The question the court had to answer, as described by Justice Edwin Cameron in a minority judgment handed down on Wednesday, was “whether Parliament has failed to fulfil an obligation the Constitution imposes on it” — specifically, whether information on the private funding of political parties is required to exercise the right to vote. “If it is, the further question is whether Parliament has passed legislation that gives effect to the right of access to this information. If not, Parliament is in breach of its constitutional obligation, and the applicant asks this court to require Parliament to remedy the breach.”
Judges Cameron, Moseneke and Johan Froneman, and acting judge Achmat Jappie, penned the minority judgment that would have opened up the books of political parties to the public. But it is the majority judgment dismissing MVC’s application that stands.
The Constitution grants everyone the right to access information that is needed to exercise other rights, such as the right to vote. The Constitution requires Parliament to pass legislation that enables this. MVC argued that Parliament failed in this respect because citizens cannot fully exercise the right to vote without information about who funds political parties.
Parliament did not explicitly disagree. But it argued that it had already done this by passing the Promotion of Access to Information Act (Paia), which ena- bles people to petition public and private bodies for information.
MVC countered that Paia did not fully “cover the field” of the right because to get information by using Paia one must know exactly what information the other party has in its possession.
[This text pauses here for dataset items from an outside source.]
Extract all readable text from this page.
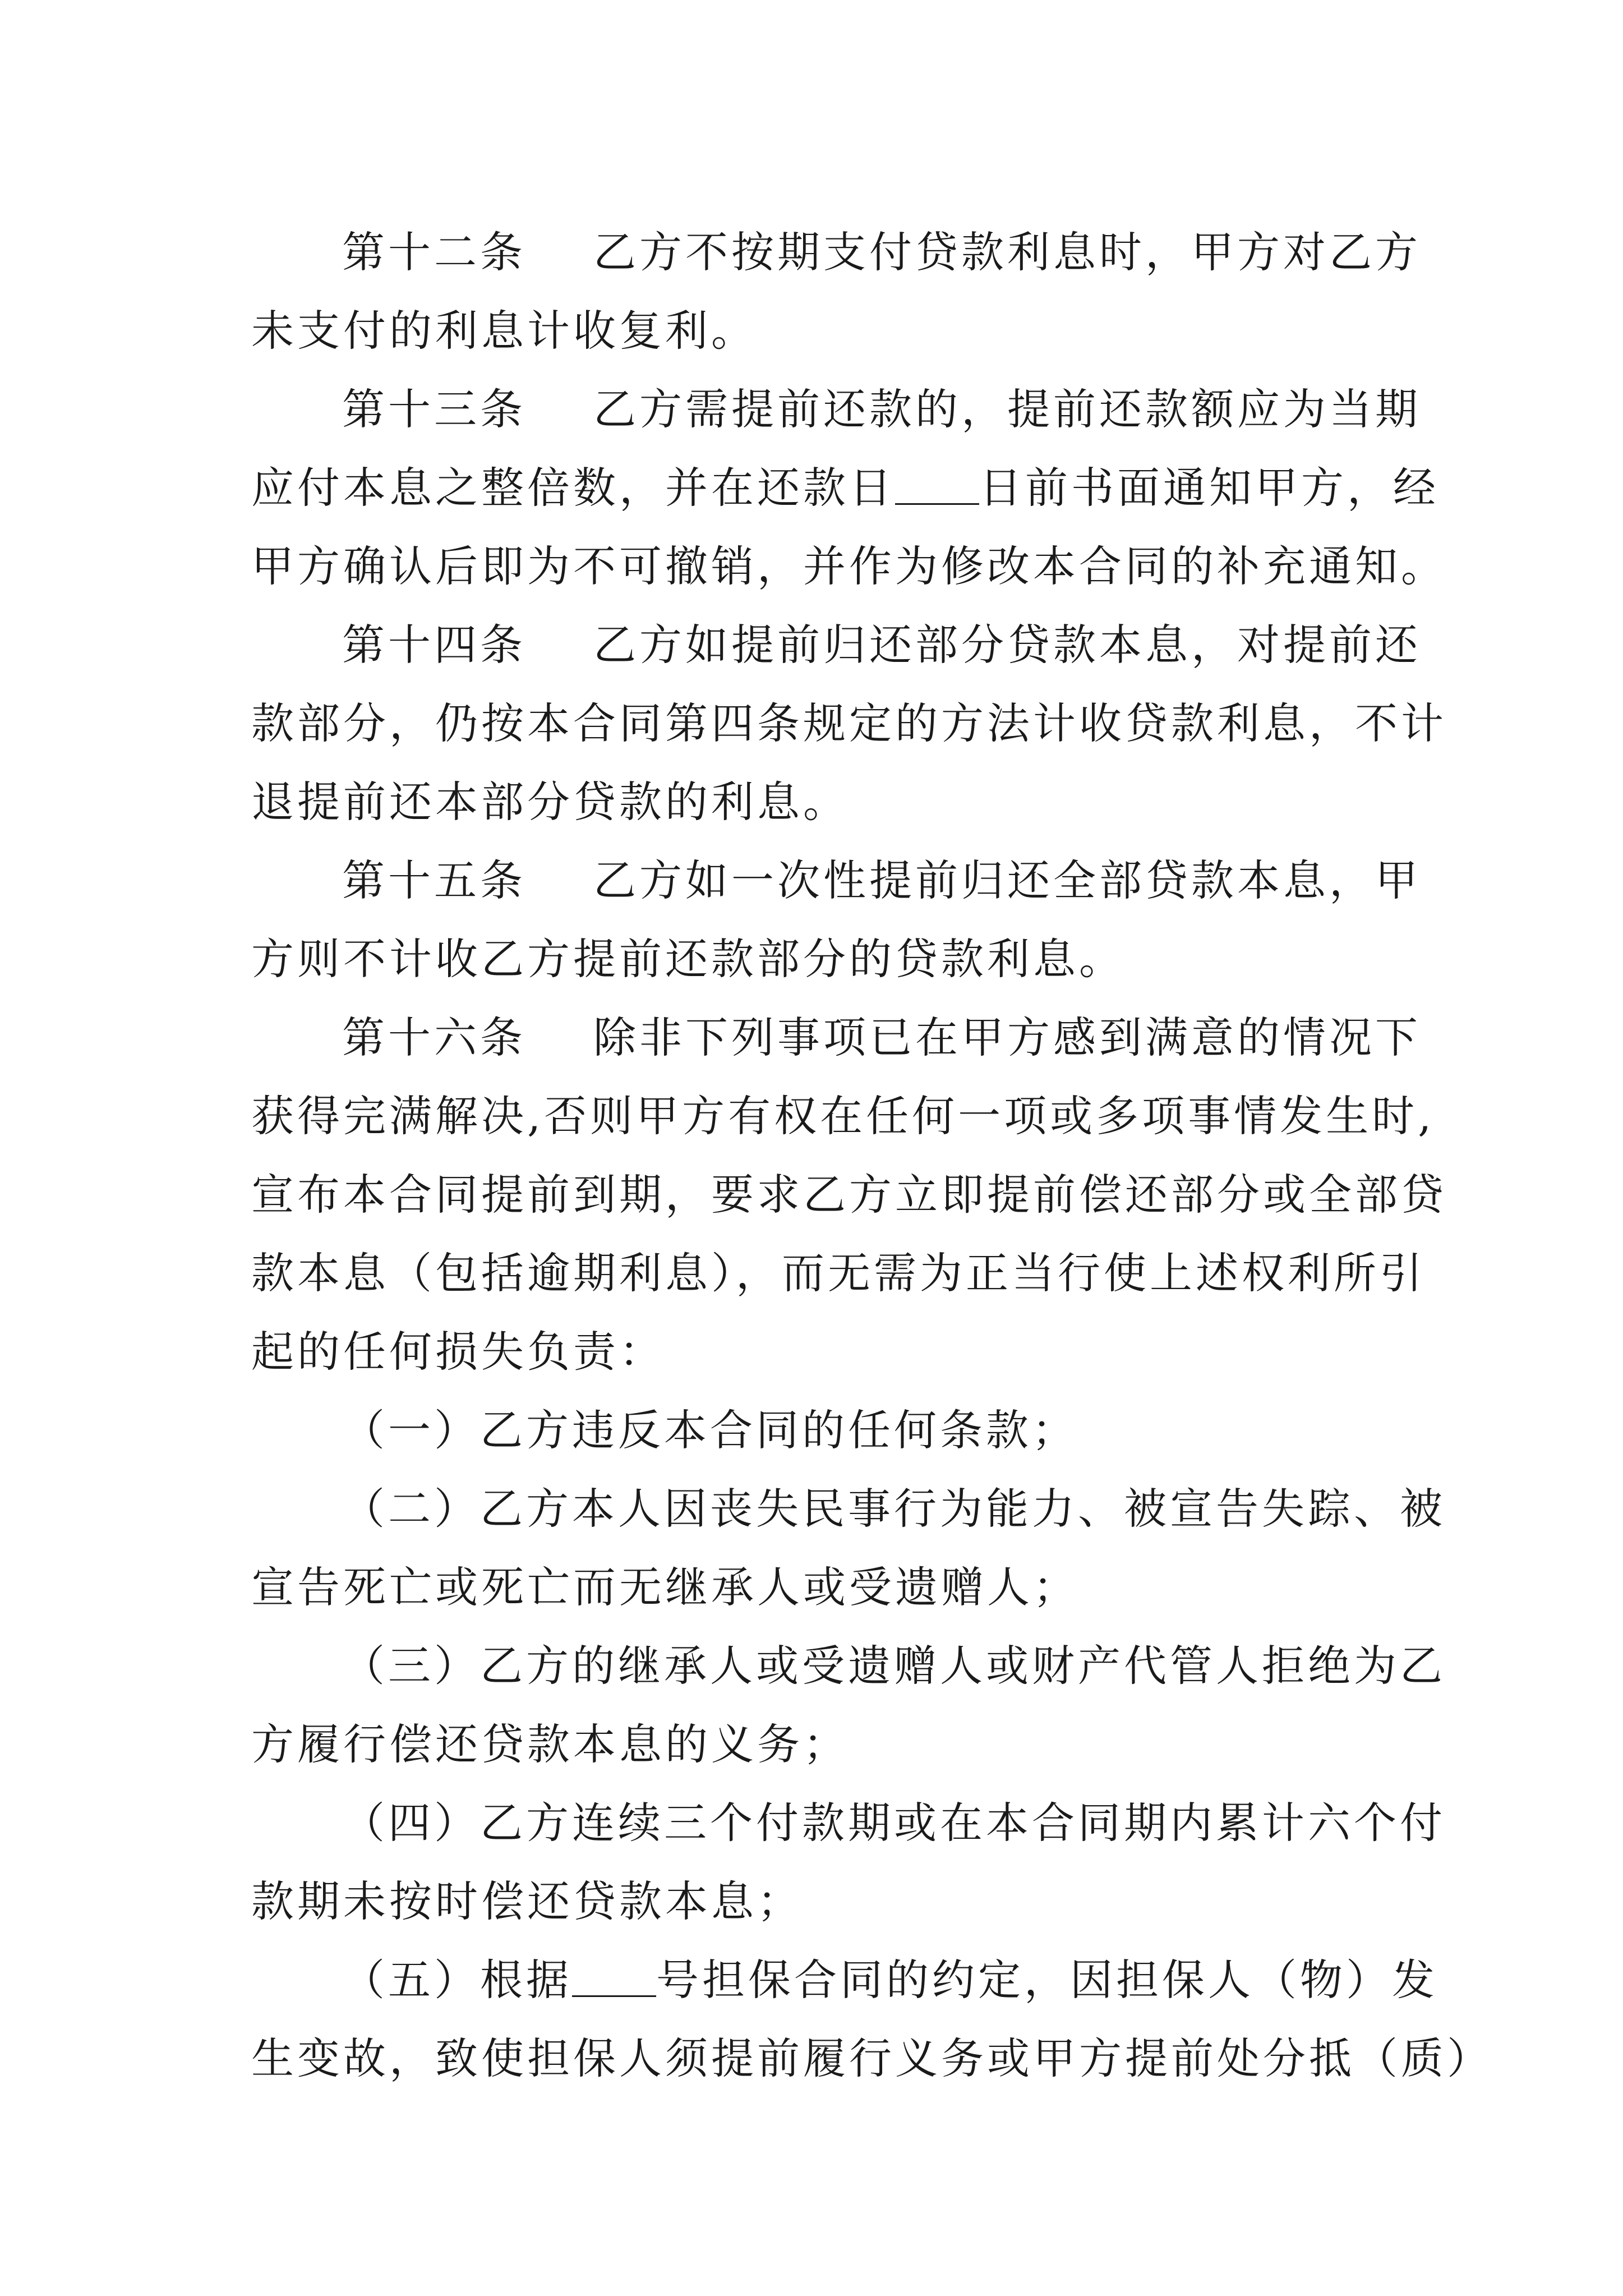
第十二条 乙方不按期支付贷款利息时，甲方对乙方
未支付的利息计收复利。
第十三条 乙方需提前还款的，提前还款额应为当期
应付本息之整倍数，并在还款日 日前书面通知甲方，经
甲方确认后即为不可撤销，并作为修改本合同的补充通知。
第十四条 乙方如提前归还部分贷款本息，对提前还
款部分，仍按本合同第四条规定的方法计收贷款利息，不计
退提前还本部分贷款的利息。
第十五条 乙方如一次性提前归还全部贷款本息，甲
方则不计收乙方提前还款部分的贷款利息。
第十六条 除非下列事项已在甲方感到满意的情况下
获得完满解决,否则甲方有权在任何一项或多项事情发生时,
宣布本合同提前到期，要求乙方立即提前偿还部分或全部贷
款本息（包括逾期利息），而无需为正当行使上述权利所引
起的任何损失负责：
（一）乙方违反本合同的任何条款；
（二）乙方本人因丧失民事行为能力、被宣告失踪、被
宣告死亡或死亡而无继承人或受遗赠人；
（三）乙方的继承人或受遗赠人或财产代管人拒绝为乙
方履行偿还贷款本息的义务；
（四）乙方连续三个付款期或在本合同期内累计六个付
款期未按时偿还贷款本息；
（五）根据 号担保合同的约定，因担保人（物）发
生变故，致使担保人须提前履行义务或甲方提前处分抵（质）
As no one knows how political parties are funded, this would be impossible.
MVC said the new legislation should require parties to divulge who funds them.
Also at issue was the subsidiarity principle, which says the Constitution supports legislation that gives effect to a right. A litigant cannot seek to enforce a right in court without first attacking the relevant legislation. The majority judgment said that MVC needed to attack Paia before trying to enforce the right to access information. But the minority disagreed, as the constitutional validity of Paia was not in dispute.
Cameron agreed with MVC that Paia was simply not enough to fulfil the entire right to access information, and that another piece of legislation was required.
Greg Solik from MVC told the Mail & Guardian that challenging the constitutionality of Paia now was an option the campaign was considering “very seriously”, in light of the majority judgment.